Several people have challenged Georgia’s statute in court in an attempt to put the state’s laws in lockstep with those of other death penalty states. But the Georgia Supreme Court has always upheld the burden as constitutional and the U.S. Supreme Court has never heard arguments on it, despite an admission from one of the bill’s original co-authors, lawyer Jack Martin, that the law was a mistake. Martin helped draft the bill when he worked with the Georgia Association of Criminal Defense Lawyers’ advocacy group.

“It was sloppy draftsmanship, pure and simple,” Martin testified in 2013, during a legislative listening session on the statute. “I don’t think anybody intended that to happen.”

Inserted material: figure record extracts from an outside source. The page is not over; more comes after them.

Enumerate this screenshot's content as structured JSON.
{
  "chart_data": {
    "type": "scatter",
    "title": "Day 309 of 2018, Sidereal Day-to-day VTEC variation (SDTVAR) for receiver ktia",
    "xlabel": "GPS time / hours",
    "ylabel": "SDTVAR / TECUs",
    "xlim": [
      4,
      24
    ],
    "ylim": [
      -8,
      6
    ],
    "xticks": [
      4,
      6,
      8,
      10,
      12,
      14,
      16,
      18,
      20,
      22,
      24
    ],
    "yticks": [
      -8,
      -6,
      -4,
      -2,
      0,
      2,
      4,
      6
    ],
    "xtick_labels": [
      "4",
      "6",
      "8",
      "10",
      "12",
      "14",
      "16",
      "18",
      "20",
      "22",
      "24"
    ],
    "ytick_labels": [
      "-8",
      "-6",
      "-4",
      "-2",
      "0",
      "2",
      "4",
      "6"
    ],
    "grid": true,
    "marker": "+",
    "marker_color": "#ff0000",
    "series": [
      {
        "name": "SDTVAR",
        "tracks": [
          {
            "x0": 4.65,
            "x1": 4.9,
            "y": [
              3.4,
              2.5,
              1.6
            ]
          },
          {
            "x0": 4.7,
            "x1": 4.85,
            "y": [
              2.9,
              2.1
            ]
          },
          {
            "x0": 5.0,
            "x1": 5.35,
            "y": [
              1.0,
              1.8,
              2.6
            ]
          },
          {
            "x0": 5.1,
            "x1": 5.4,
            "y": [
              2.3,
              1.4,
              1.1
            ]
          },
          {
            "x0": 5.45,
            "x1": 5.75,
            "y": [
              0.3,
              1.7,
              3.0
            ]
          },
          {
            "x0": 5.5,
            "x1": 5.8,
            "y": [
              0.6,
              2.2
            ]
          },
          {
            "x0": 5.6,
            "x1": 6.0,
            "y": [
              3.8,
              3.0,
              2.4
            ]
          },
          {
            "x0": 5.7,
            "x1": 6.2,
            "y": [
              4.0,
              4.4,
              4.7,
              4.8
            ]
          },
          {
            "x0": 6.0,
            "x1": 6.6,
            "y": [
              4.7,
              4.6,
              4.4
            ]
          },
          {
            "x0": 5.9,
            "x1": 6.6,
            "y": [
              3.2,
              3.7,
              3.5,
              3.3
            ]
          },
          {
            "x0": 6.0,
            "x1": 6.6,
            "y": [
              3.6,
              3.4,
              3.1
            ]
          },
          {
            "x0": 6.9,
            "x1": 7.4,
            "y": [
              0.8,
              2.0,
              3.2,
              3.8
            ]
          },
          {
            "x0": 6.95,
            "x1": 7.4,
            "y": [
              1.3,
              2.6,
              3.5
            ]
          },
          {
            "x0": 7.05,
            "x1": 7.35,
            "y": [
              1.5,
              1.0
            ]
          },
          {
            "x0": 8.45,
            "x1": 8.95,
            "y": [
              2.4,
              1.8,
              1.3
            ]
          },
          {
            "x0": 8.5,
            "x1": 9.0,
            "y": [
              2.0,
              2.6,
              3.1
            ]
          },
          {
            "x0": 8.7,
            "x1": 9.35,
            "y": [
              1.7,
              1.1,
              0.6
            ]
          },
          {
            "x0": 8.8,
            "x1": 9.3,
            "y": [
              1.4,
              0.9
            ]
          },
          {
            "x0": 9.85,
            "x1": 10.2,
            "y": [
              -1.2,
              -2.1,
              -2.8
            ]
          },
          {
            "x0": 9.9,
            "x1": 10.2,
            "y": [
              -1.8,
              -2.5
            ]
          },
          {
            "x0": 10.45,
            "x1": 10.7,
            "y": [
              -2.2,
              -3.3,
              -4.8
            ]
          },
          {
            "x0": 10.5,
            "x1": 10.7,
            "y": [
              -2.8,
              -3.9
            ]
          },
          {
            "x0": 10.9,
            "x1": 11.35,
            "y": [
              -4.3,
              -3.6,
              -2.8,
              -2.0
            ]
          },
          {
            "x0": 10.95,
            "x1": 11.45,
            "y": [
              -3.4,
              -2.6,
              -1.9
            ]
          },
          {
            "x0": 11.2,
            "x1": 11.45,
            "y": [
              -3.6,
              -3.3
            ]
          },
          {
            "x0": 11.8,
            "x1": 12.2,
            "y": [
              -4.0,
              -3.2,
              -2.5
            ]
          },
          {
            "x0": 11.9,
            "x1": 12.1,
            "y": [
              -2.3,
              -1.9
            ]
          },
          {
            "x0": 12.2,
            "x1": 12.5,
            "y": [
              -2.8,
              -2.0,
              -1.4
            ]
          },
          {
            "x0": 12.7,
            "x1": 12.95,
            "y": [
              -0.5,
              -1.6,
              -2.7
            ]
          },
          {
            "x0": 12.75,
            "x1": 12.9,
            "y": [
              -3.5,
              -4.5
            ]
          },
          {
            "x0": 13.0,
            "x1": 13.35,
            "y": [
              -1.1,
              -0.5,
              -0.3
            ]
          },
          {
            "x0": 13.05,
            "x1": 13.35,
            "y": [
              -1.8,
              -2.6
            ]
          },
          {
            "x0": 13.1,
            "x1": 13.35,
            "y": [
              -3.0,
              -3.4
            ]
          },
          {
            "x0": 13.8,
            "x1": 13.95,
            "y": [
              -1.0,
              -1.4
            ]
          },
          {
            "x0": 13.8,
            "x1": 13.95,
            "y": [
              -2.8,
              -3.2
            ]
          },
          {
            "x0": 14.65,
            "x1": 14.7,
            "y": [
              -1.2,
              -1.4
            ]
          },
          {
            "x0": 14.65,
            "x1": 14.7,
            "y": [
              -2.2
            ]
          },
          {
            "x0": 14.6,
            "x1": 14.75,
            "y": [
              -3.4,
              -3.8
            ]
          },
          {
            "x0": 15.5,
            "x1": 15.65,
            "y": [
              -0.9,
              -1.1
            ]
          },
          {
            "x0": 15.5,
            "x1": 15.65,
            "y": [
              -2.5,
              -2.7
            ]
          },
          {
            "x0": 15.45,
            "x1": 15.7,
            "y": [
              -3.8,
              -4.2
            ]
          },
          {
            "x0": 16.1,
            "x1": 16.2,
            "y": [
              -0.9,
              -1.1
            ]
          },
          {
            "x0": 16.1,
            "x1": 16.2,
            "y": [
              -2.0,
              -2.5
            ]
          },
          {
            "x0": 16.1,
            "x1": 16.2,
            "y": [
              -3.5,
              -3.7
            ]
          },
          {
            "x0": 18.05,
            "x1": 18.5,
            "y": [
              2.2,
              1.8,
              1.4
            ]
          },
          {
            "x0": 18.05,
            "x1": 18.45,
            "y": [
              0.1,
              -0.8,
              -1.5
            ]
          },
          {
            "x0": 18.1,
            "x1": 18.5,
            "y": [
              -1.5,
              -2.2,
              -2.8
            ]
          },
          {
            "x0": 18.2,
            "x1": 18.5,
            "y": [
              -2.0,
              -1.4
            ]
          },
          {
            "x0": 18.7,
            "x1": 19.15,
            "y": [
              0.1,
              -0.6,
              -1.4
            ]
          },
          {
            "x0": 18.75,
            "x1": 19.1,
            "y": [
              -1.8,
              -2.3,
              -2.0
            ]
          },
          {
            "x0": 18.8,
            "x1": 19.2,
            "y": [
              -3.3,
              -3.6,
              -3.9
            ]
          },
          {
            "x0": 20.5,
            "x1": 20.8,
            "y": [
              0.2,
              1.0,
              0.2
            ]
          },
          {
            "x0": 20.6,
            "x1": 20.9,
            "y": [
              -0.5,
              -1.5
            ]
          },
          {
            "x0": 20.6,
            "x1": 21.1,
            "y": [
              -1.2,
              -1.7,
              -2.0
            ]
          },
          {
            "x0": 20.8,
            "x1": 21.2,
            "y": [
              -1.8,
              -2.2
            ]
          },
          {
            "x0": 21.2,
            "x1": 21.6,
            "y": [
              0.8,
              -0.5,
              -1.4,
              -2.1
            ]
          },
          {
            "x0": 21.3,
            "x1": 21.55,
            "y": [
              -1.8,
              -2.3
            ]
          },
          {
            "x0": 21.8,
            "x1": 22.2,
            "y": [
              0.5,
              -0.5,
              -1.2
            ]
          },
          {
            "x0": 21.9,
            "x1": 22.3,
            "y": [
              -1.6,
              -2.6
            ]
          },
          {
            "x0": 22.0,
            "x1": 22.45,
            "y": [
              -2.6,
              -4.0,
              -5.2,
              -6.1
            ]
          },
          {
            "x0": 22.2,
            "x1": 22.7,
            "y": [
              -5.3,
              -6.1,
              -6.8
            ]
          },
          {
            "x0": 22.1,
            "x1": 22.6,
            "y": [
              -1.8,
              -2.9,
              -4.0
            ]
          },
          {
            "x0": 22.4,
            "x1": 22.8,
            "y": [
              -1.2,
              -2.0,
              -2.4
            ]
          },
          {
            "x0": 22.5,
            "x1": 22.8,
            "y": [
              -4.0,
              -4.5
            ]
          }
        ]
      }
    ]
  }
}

In a telephone interview with The Appeal, Martin said that the authors of the statute had meant for defendants to have to prove it was more likely than not they were intellectually disabled. The authors had previously sidestepped adding in clearer language because they were nervous the attorney general would withdraw his support. “We thought that that might hurt our chances of passing because it was such a new idea,” Martin said. “In retrospect, that was probably a mistake.”

Despite criticism from defense attorneys and disability-rights advocates, there has been little legislative will to change the statute. The last effort, in 2018, failed.

Without action from the legislature, Young’s lawyers have had to turn to the courts. But there has been little help there either. Last year, the Georgia Supreme Court rejected Young’s claim, ruling that he “failed to prove beyond a reasonable doubt” that he should be spared from the death penalty because of his disability. One justice dissented, writing that the burden increases the risk that an intellectually disabled person will be executed.

U.S. Supreme Court justices will convene this month to review Young’s petition on February 25. The court can either decide not to hear his case, to accept the case for review, or to delay their decision until another meeting. Historically, this Supreme Court has not been kind to people on death row claiming intellectual disability. In the past four months, justices have greenlighted the executions of two men in Alabama who said they were intellectually disabled. Both have since been executed.

To Hendricks and Reich, two of the men who’ve known Young since high school, it seems obscene that the Supreme Court would need to debate whether he has an intellectual disability. “I don’t condone murder,” said Reich. “I just don’t think in this case, the death penalty is warranted.”


Editor’s note: This article originally stated that students in the special education program at Young’s high school were assigned psychiatrists. This is incorrect. They were assigned psychologists. Additionally, this article originally claimed that more than a dozen other people could be saved from death row in Georgia if the Supreme Court overturns Georgia’s intellectual disability law. In fact, Young’s lawyers have identified four other people who could be saved from death row in Georgia. This story also originally included a photo of a man erroneously identified as Rodney Young. We regret these errors.